By the look of his match-winning penalty at the end of a seemingly interminable shoot-out at the Zabeel Stadium, Al Ain's custodian has a bright future as a goal-getting centre-forward. Or at least a penalty-taking goalkeeper in the mould of Paraguay's Jose Luis Chilavert or the Brazilian Rogerio Ceni.
But they were deserving victors on the balance of play.
On the eve of the game, Cosmin Olaroiu, Al Ain's manager, had seemed about as underwhelmed about the onset of the new season as a child who had been given a pack of cards to replace their broken Xbox.
Their supporters, by contrast, were full of their usual zeal.
As long as two hours before kick off, the Al Ain followers had commandeered the car park at Al Wasl's Zabeel Stadium for their own party. Dress code: white with purple trim. Parking: anywhere you fancy. By the time of the kick off, the northern end of the ground, where their supporters were penned, was overpopulated – as is the norm when Al Ain play away from the Garden City.
While there were gaps at the Jazira end, the Al Ain faithful poured themselves into any available spaces in the aisles, or stood at the back of the stands.
It was hardly needed, but Asamoah Gyan, the champions' star striker, broke off from the pre-match formality photograph, ran to the supporters and gestured to gee them up.
It was like trying to light a fire that had already been burning for 30 minutes.
Olaroiu said the victory was a dual tribute to Walid Salem, the goalkeeper and captain of Al Ain, who was absent to be with his ill son, as well as the side's fans.
"They are our 12th, 13th, 14th, 20th players, and like always, we are trying to keep in step with them," the coach said. "They are pushing us in front always. It is the reason we play football.
"They are happy because of the football team, they are sad because of the football team.
"This is why we have given them two reasons to be happy and proud in the past few months.
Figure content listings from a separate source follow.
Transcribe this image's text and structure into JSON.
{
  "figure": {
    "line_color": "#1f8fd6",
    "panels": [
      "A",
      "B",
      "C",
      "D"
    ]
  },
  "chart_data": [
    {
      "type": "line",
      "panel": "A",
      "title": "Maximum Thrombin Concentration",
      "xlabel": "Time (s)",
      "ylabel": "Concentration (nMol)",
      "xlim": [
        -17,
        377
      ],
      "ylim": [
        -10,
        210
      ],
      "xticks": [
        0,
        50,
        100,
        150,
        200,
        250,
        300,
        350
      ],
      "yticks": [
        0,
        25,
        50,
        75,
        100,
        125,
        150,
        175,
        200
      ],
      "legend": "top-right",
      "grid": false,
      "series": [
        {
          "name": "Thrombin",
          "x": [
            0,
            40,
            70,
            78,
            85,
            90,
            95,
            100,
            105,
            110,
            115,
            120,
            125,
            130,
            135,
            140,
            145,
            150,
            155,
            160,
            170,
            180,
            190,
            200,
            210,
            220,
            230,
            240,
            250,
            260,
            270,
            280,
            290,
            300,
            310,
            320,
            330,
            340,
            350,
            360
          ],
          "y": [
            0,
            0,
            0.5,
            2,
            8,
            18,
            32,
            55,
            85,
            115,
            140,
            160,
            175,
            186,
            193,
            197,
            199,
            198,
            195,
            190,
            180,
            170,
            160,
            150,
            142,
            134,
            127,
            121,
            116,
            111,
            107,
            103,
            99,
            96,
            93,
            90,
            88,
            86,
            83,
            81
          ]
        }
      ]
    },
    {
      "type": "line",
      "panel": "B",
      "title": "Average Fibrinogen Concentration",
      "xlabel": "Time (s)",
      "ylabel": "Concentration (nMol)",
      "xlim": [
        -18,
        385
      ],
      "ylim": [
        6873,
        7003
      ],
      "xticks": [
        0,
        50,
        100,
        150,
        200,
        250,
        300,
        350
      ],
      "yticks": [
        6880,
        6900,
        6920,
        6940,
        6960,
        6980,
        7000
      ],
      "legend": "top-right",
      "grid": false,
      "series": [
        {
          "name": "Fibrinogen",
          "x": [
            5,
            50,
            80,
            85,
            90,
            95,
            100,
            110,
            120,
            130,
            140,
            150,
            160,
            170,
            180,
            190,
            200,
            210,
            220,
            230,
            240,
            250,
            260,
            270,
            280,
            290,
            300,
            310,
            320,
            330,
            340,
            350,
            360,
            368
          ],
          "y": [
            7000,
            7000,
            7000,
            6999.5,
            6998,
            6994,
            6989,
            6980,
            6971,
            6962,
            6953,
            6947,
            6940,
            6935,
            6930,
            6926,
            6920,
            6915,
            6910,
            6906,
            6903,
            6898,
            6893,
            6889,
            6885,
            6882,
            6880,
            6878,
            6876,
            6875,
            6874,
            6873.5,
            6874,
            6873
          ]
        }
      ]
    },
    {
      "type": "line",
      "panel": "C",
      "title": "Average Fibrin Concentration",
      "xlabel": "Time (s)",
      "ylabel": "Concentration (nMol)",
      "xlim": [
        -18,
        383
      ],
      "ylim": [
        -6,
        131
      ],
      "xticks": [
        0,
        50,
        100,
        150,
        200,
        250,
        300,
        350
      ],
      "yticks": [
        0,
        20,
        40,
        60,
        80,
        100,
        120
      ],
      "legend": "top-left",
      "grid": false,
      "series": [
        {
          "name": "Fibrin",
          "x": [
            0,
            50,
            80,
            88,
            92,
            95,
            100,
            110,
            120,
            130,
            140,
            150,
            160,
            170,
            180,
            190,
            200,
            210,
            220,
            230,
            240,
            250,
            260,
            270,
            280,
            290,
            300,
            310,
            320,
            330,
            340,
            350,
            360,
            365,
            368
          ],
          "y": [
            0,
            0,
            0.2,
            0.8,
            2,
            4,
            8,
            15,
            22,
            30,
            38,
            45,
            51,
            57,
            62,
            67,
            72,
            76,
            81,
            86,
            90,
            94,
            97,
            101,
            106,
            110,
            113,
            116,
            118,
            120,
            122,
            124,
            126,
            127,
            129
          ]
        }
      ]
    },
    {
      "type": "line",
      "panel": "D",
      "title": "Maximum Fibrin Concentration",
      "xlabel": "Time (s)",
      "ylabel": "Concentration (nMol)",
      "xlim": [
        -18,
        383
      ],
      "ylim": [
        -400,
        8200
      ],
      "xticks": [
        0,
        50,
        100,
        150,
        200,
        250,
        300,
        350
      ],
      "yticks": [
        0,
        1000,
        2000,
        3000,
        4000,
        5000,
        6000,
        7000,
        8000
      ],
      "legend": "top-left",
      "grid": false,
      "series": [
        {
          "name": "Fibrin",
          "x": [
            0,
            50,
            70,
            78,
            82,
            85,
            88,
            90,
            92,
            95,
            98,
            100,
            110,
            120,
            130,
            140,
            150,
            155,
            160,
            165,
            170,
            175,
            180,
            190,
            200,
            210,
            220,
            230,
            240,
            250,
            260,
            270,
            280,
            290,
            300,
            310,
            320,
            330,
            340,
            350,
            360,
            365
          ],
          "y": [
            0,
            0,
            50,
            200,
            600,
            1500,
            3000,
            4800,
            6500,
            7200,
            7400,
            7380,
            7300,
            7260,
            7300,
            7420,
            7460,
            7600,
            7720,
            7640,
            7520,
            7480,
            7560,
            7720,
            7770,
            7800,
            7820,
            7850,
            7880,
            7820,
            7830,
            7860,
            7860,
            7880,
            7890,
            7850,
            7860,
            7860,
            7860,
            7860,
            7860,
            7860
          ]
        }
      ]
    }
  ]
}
This is our reason to be here."
Gyan has enjoyed a rich affinity with his new public ever since he first made his surprise move from Sunderland in the English Premier League last year.
The Ghanaian striker did his best to give them something to cheer in the first phase, twice creating shooting chances, only to be thwarted.
He was a constant menace, and he set up the clearest chance possible for Omar Abdulrahman on the hour mark.
Abdulrahman, Al Ain's willowy playmaker, has enjoyed rave reviews this summer, after his exploits at the London Olympic Games then in a trial at Manchester City.
Yet his fitful display tonight reached a low when he sent the opening Gyan had created dribbling past the post.
Gyan did similar shortly after, but in fairness to him he was under pressure from an onrushing Ali Kasheif, the Jazira goalkeeper. He got to the ball first, only to divert it wide, and both players were flattened in the process.
If Abdulrahman is really going to make good on that move to Manchester City, or any other of Europe's leading clubs, he will be hoping the scouts only see the edited highlights of this cup final.
Skip the second-half blooper with the goal at his mercy. Then fast forward as rapidly as possible past the penalty miss at the end.
As the pendulum swayed throughout the shoot-out, it seemed as though Kasheif was going to be the Olympian making the headlines. The goalkeeper saved three of Al Ain's efforts from the spot.
It was harsh that he ended on the losing team.
The goals Al Ain did score from 12 yards out has to be perfect to beat him, but none were better than the decider, which Sulaiman drilled powerfully into the roof of the net to send the first trophy of the season heading to Al Ain.
"We were missing when it came to finishing, and the moment we started to control the game, Al Ain became more dangerous on the counter-attack," said Paulo Bonamigo, the Jazira coach.
"We lost this match, but we have proved to everybody we have reasons to be positive this season."